When I figured out that the writing business was a long-distance event (see number 1), this led to the realization that nothing had to be perfect right away. I could allow myself time to work things out, to back my story into corners and fall into plot holes. I could get it wrong, and dust myself off, and rewrite, and get it wrong again, as many times as necessary. The only thing I couldn’t do, was let the fear of failure hold me back from trying.

3. Have Fun!  Along with realization number 2, came the awareness that I didn’t actually want to write the Next Big Classic. I wasn’t fussed about literary immortality, or having my books on required reading lists. I couldn’t care less whether my prose was gorgeously poetic.
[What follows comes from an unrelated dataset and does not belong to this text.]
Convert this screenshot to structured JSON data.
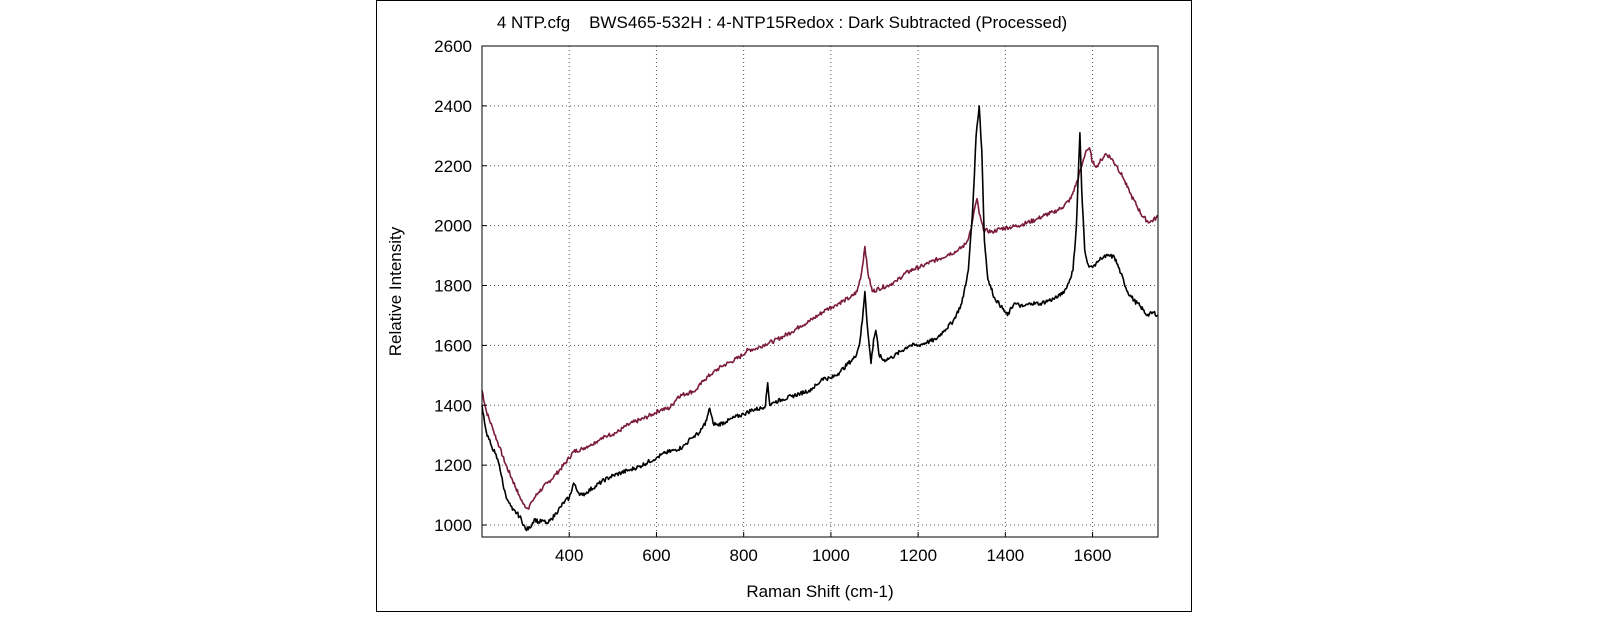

Instead, I wanted to enjoy my writing. I wanted to fill my pages with fight scenes, and daring escapes, and fireballs. Maybe a breathless first kiss or two. I was an 80’s teen, and all those hours spent watching the likes of Star Wars, Die Hard, Back to the Future, and The Goonies had to impact my writer’s soul somehow. Once I figured out the sort of things I enjoyed writing, the stories took off and the words just flowed. I was having fun, and I never ever wanted to stop.

Of course, these discoveries may have worked for me, but may not work for you. Find the small bits of wisdom that inspire you, personally, and use them to keep going on the dark days. We all have those days – beginner writer or seasoned pro – and sometimes you just need to remind yourself of why and how you got started in the first place. And then get up, dust yourself off, and jump back in with all your heart.